|Reviews for I Wanted|
| Anil Pheonix chapter 1 . 2/20/2010
not bad but a bit repetitive, _ add more!
| anatagasuki chapter 1 . 5/3/2008
Sad. Lovin it. I think I watched the series when I was, err...five. I already forgot. I only remebered Tamahome, Miaka and Hotohori. I only remebered that they have a love triangle, forgot everything else. Ha, ha, ha. Still, I loved this because I need not to know anything, I just needed to read the fic.
| Nomen Ist Omen chapter 1 . 10/29/2006
Quite good, even though it could require some minor grammar , that is all. It is definitely not crap nor badly written.
In spite of the shortness, it is quite thought-provoking and IC.
You have captured Hotohori's feelings quite well, I believe. The simplicity of the ficlet renders the meaning, emotions behind it even more powerful...The writing itself is beautiful; I really like how you worded some thoughts. You have got potential and that is why I heartily encourage you to continue writing, whether it is something original or fanfic.
| skrblr chapter 1 . 10/25/2006
All right!
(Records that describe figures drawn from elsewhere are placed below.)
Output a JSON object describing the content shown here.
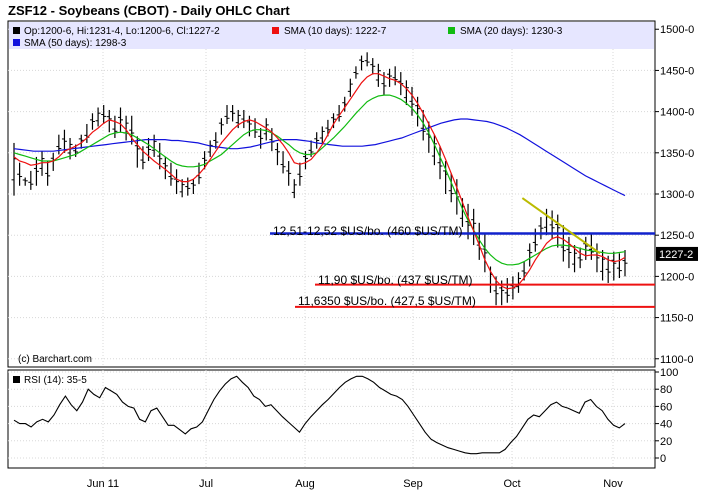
{
  "chart_data": [
    {
      "type": "ohlc",
      "title": "ZSF12 - Soybeans (CBOT) - Daily OHLC Chart",
      "legend": {
        "ohlc": "Op:1200-6, Hi:1231-4, Lo:1200-6, Cl:1227-2",
        "sma10": "SMA (10 days): 1222-7",
        "sma20": "SMA (20 days): 1230-3",
        "sma50": "SMA (50 days): 1298-3"
      },
      "colors": {
        "sma10": "#ee1111",
        "sma20": "#11bb11",
        "sma50": "#1111dd",
        "hline_blue": "#1122cc",
        "hline_red": "#ee1111",
        "trend": "#bbbb00",
        "legend_bg": "#e6e6ff",
        "last_tag": "#000000"
      },
      "y_ticks": [
        "1500-0",
        "1450-0",
        "1400-0",
        "1350-0",
        "1300-0",
        "1250-0",
        "1200-0",
        "1150-0",
        "1100-0"
      ],
      "y_tick_values": [
        1500,
        1450,
        1400,
        1350,
        1300,
        1250,
        1200,
        1150,
        1100
      ],
      "ylim": [
        1090,
        1510
      ],
      "x_labels": [
        "Jun 11",
        "Jul",
        "Aug",
        "Sep",
        "Oct",
        "Nov"
      ],
      "last_price_label": "1227-2",
      "last_price": 1227.25,
      "ohlc_highs": [
        1362,
        1338,
        1320,
        1328,
        1345,
        1352,
        1340,
        1350,
        1372,
        1378,
        1368,
        1360,
        1372,
        1385,
        1398,
        1405,
        1408,
        1402,
        1395,
        1405,
        1395,
        1395,
        1370,
        1358,
        1368,
        1372,
        1362,
        1345,
        1338,
        1330,
        1318,
        1320,
        1318,
        1338,
        1352,
        1365,
        1375,
        1392,
        1408,
        1408,
        1402,
        1402,
        1395,
        1392,
        1380,
        1392,
        1380,
        1362,
        1352,
        1340,
        1318,
        1338,
        1352,
        1365,
        1375,
        1382,
        1390,
        1398,
        1408,
        1418,
        1440,
        1455,
        1468,
        1472,
        1465,
        1458,
        1448,
        1452,
        1455,
        1448,
        1438,
        1430,
        1418,
        1402,
        1388,
        1372,
        1358,
        1340,
        1325,
        1318,
        1295,
        1288,
        1282,
        1265,
        1252,
        1212,
        1200,
        1195,
        1198,
        1200,
        1205,
        1218,
        1240,
        1258,
        1272,
        1282,
        1280,
        1275,
        1262,
        1248,
        1238,
        1235,
        1248,
        1252,
        1240,
        1232,
        1225,
        1230,
        1228,
        1232
      ],
      "ohlc_lows": [
        1298,
        1310,
        1310,
        1305,
        1310,
        1322,
        1310,
        1328,
        1348,
        1350,
        1342,
        1345,
        1355,
        1362,
        1378,
        1382,
        1385,
        1375,
        1368,
        1375,
        1365,
        1360,
        1332,
        1330,
        1340,
        1345,
        1330,
        1318,
        1310,
        1300,
        1296,
        1298,
        1300,
        1312,
        1330,
        1345,
        1355,
        1372,
        1385,
        1388,
        1380,
        1380,
        1370,
        1368,
        1355,
        1365,
        1352,
        1335,
        1325,
        1310,
        1295,
        1310,
        1330,
        1345,
        1355,
        1362,
        1370,
        1380,
        1388,
        1400,
        1418,
        1440,
        1450,
        1455,
        1445,
        1430,
        1420,
        1430,
        1432,
        1420,
        1408,
        1395,
        1382,
        1365,
        1350,
        1335,
        1318,
        1300,
        1290,
        1275,
        1260,
        1245,
        1238,
        1220,
        1205,
        1180,
        1165,
        1165,
        1168,
        1172,
        1180,
        1195,
        1212,
        1230,
        1245,
        1250,
        1245,
        1235,
        1218,
        1210,
        1205,
        1210,
        1220,
        1220,
        1205,
        1195,
        1192,
        1195,
        1198,
        1200
      ],
      "sma10": [
        1345,
        1340,
        1338,
        1335,
        1336,
        1338,
        1338,
        1340,
        1345,
        1352,
        1355,
        1358,
        1362,
        1368,
        1375,
        1380,
        1386,
        1390,
        1388,
        1385,
        1378,
        1368,
        1360,
        1352,
        1346,
        1340,
        1335,
        1330,
        1324,
        1318,
        1315,
        1315,
        1318,
        1324,
        1332,
        1342,
        1352,
        1362,
        1370,
        1378,
        1384,
        1388,
        1390,
        1388,
        1384,
        1380,
        1375,
        1368,
        1360,
        1350,
        1338,
        1336,
        1338,
        1342,
        1350,
        1360,
        1372,
        1385,
        1395,
        1405,
        1415,
        1425,
        1435,
        1442,
        1446,
        1446,
        1443,
        1440,
        1438,
        1434,
        1428,
        1420,
        1410,
        1398,
        1385,
        1372,
        1358,
        1342,
        1325,
        1308,
        1290,
        1272,
        1255,
        1238,
        1220,
        1206,
        1195,
        1188,
        1185,
        1186,
        1190,
        1198,
        1208,
        1220,
        1230,
        1240,
        1246,
        1248,
        1245,
        1240,
        1234,
        1228,
        1225,
        1226,
        1226,
        1224,
        1220,
        1218,
        1219,
        1223
      ],
      "sma20": [
        1350,
        1348,
        1346,
        1344,
        1342,
        1340,
        1340,
        1340,
        1342,
        1344,
        1346,
        1348,
        1352,
        1356,
        1360,
        1364,
        1368,
        1372,
        1374,
        1375,
        1374,
        1372,
        1368,
        1364,
        1360,
        1355,
        1350,
        1345,
        1340,
        1336,
        1334,
        1333,
        1333,
        1334,
        1336,
        1340,
        1344,
        1348,
        1354,
        1360,
        1366,
        1372,
        1376,
        1378,
        1378,
        1377,
        1374,
        1370,
        1365,
        1360,
        1354,
        1350,
        1348,
        1348,
        1350,
        1356,
        1362,
        1368,
        1375,
        1382,
        1390,
        1398,
        1405,
        1412,
        1416,
        1419,
        1420,
        1420,
        1418,
        1415,
        1410,
        1404,
        1396,
        1386,
        1374,
        1360,
        1345,
        1330,
        1314,
        1298,
        1282,
        1268,
        1256,
        1244,
        1234,
        1226,
        1220,
        1216,
        1214,
        1214,
        1215,
        1218,
        1222,
        1226,
        1230,
        1234,
        1237,
        1238,
        1238,
        1237,
        1236,
        1234,
        1232,
        1231,
        1230,
        1229,
        1228,
        1228,
        1229,
        1230
      ],
      "sma50": [
        1355,
        1354,
        1353,
        1352,
        1352,
        1352,
        1352,
        1353,
        1354,
        1355,
        1356,
        1357,
        1358,
        1359,
        1360,
        1361,
        1362,
        1363,
        1364,
        1365,
        1366,
        1366,
        1366,
        1366,
        1365,
        1365,
        1364,
        1363,
        1362,
        1360,
        1358,
        1357,
        1356,
        1355,
        1355,
        1356,
        1357,
        1359,
        1361,
        1363,
        1365,
        1366,
        1366,
        1366,
        1365,
        1364,
        1362,
        1361,
        1360,
        1359,
        1358,
        1358,
        1358,
        1358,
        1359,
        1360,
        1362,
        1364,
        1366,
        1368,
        1371,
        1374,
        1377,
        1380,
        1383,
        1386,
        1388,
        1390,
        1391,
        1391,
        1390,
        1389,
        1388,
        1386,
        1383,
        1380,
        1376,
        1372,
        1367,
        1362,
        1357,
        1352,
        1347,
        1342,
        1337,
        1332,
        1327,
        1322,
        1318,
        1314,
        1310,
        1306,
        1302,
        1298
      ],
      "rsi_label": "RSI (14): 35-5",
      "rsi_ticks": [
        "100",
        "80",
        "60",
        "40",
        "20",
        "0"
      ],
      "rsi_tick_values": [
        100,
        80,
        60,
        40,
        20,
        0
      ],
      "rsi": [
        44,
        40,
        40,
        36,
        42,
        45,
        42,
        50,
        62,
        72,
        62,
        55,
        65,
        80,
        74,
        70,
        82,
        78,
        74,
        65,
        60,
        58,
        45,
        42,
        55,
        58,
        48,
        38,
        38,
        33,
        28,
        34,
        36,
        42,
        55,
        68,
        78,
        86,
        92,
        95,
        88,
        82,
        72,
        68,
        60,
        62,
        55,
        48,
        42,
        36,
        30,
        40,
        48,
        55,
        62,
        68,
        75,
        82,
        88,
        92,
        95,
        95,
        92,
        88,
        82,
        78,
        74,
        72,
        68,
        60,
        50,
        40,
        30,
        22,
        18,
        15,
        12,
        10,
        8,
        6,
        5,
        5,
        6,
        6,
        6,
        6,
        10,
        18,
        25,
        35,
        45,
        50,
        48,
        55,
        62,
        65,
        60,
        58,
        55,
        52,
        65,
        68,
        60,
        55,
        45,
        38,
        35,
        40
      ],
      "annotations": [
        {
          "label": "12,51-12,52 $US/bo. (460 $US/TM)",
          "price": 1252,
          "color": "blue"
        },
        {
          "label": "11,90 $US/bo. (437 $US/TM)",
          "price": 1190,
          "color": "red"
        },
        {
          "label": "11,6350 $US/bo. (427,5 $US/TM)",
          "price": 1163,
          "color": "red"
        }
      ],
      "trendline": {
        "x_start": 0.795,
        "price_start": 1295,
        "x_end": 0.915,
        "price_end": 1228
      },
      "watermark": "(c) Barchart.com"
    }
  ]
}
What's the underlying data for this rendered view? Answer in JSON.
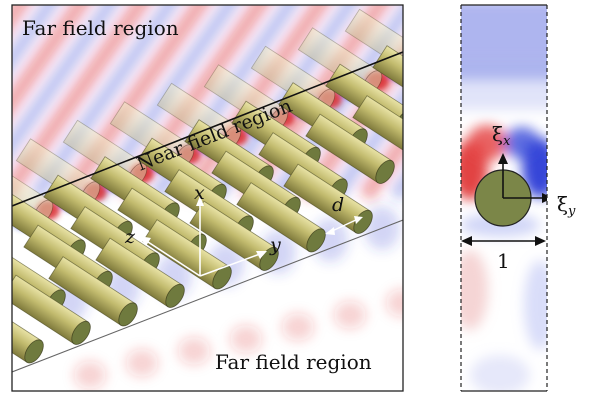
{
  "left_panel": {
    "label_far_top": "Far field region",
    "label_near": "Near field region",
    "label_far_bottom": "Far field region",
    "axis_x": "x",
    "axis_y": "y",
    "axis_z": "z",
    "spacing_label": "d"
  },
  "right_panel": {
    "axis_xi_x": "ξ",
    "axis_xi_x_sub": "x",
    "axis_xi_y": "ξ",
    "axis_xi_y_sub": "y",
    "width_label": "1"
  },
  "colors": {
    "field_positive": "#d8262b",
    "field_negative": "#2f3fd0",
    "rod_fill": "#b3ad63",
    "rod_cap": "#6f7a3e"
  }
}
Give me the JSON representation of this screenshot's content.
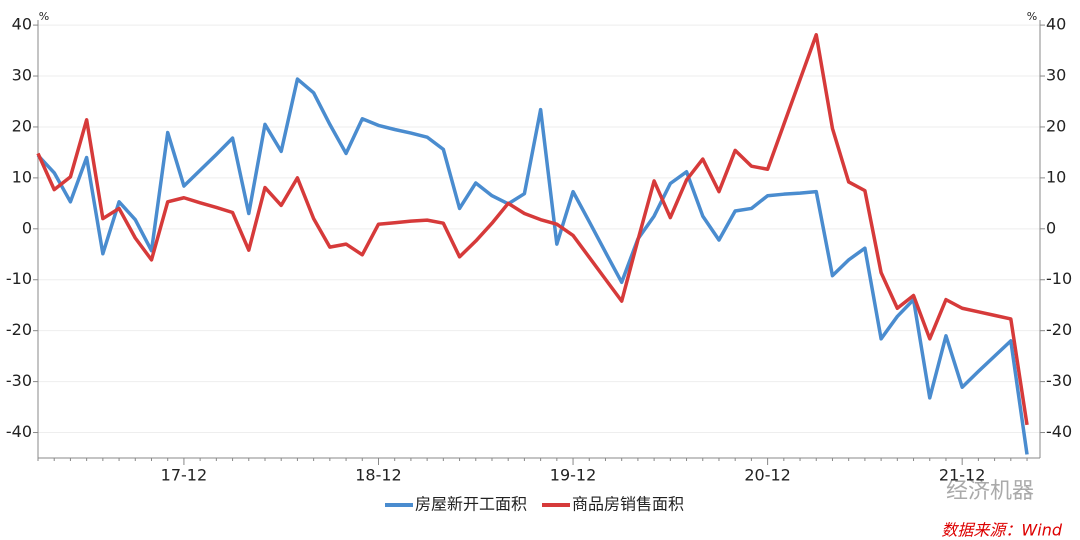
{
  "chart_data": {
    "type": "line",
    "categories": [
      null,
      null,
      null,
      null,
      null,
      null,
      null,
      null,
      null,
      "17-12",
      null,
      null,
      null,
      null,
      null,
      null,
      null,
      null,
      null,
      null,
      null,
      "18-12",
      null,
      null,
      null,
      null,
      null,
      null,
      null,
      null,
      null,
      null,
      null,
      "19-12",
      null,
      null,
      null,
      null,
      null,
      null,
      null,
      null,
      null,
      null,
      null,
      "20-12",
      null,
      null,
      null,
      null,
      null,
      null,
      null,
      null,
      null,
      null,
      null,
      "21-12",
      null,
      null,
      null,
      null
    ],
    "series": [
      {
        "name": "房屋新开工面积",
        "color": "#4a8ccf",
        "values": [
          14.4,
          11,
          5.3,
          14,
          -4.9,
          5.3,
          1.8,
          -4.3,
          18.9,
          8.4,
          11.5,
          14.6,
          17.8,
          3,
          20.5,
          15.2,
          29.4,
          26.7,
          20.5,
          14.8,
          21.6,
          20.3,
          19.5,
          18.8,
          18,
          15.6,
          4,
          9,
          6.5,
          4.9,
          6.9,
          23.4,
          -3,
          7.3,
          1.4,
          -4.6,
          -10.5,
          -2,
          2.5,
          8.9,
          11.2,
          2.5,
          -2.2,
          3.5,
          4,
          6.5,
          6.8,
          7,
          7.3,
          -9.2,
          -6.1,
          -3.8,
          -21.6,
          -17.2,
          -13.9,
          -33.2,
          -21,
          -31.1,
          -28,
          -25,
          -22,
          -44.3
        ]
      },
      {
        "name": "商品房销售面积",
        "color": "#d63a3a",
        "values": [
          14.8,
          7.7,
          10.2,
          21.4,
          2,
          4,
          -1.8,
          -6.1,
          5.3,
          6.1,
          5.1,
          4.2,
          3.2,
          -4.2,
          8.1,
          4.6,
          10,
          2,
          -3.6,
          -3,
          -5.1,
          0.9,
          1.2,
          1.5,
          1.7,
          1.1,
          -5.5,
          -2.4,
          1.1,
          5,
          3,
          1.8,
          0.9,
          -1.3,
          -5.6,
          -9.9,
          -14.2,
          -2.2,
          9.4,
          2.2,
          9.6,
          13.7,
          7.3,
          15.4,
          12.3,
          11.7,
          20.5,
          29.3,
          38.1,
          19.7,
          9.2,
          7.5,
          -8.6,
          -15.6,
          -13.1,
          -21.6,
          -13.9,
          -15.6,
          -16.3,
          -17,
          -17.7,
          -38.5
        ]
      }
    ],
    "ylim": [
      -45,
      41
    ],
    "yticks": [
      -40,
      -30,
      -20,
      -10,
      0,
      10,
      20,
      30,
      40
    ],
    "y2lim": [
      -45,
      41
    ],
    "y2ticks": [
      -40,
      -30,
      -20,
      -10,
      0,
      10,
      20,
      30,
      40
    ],
    "yunit": "%",
    "y2unit": "%",
    "grid": true,
    "legend": "bottom",
    "watermark": "经济机器",
    "source": "数据来源：Wind"
  }
}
I've really never heard of the anime you're writing about (what's it about? Is it any good? Where to find it? Would you call it PG? PG-13?), but I can give you basic English critique. First off, it was actually quite good. I definitely came off with a sad sort of impression. A couple grammar corrections could make it even better, but you really did do a fine job. Second paragraph, third sentence: a little awkward. But that was the only really major thing that jarred the inherent beauty of the writing. Otherwise, it was lovely! I guess it might help if I knew what you were talking about, but there were enough context clues to get the point across. Wonderful work!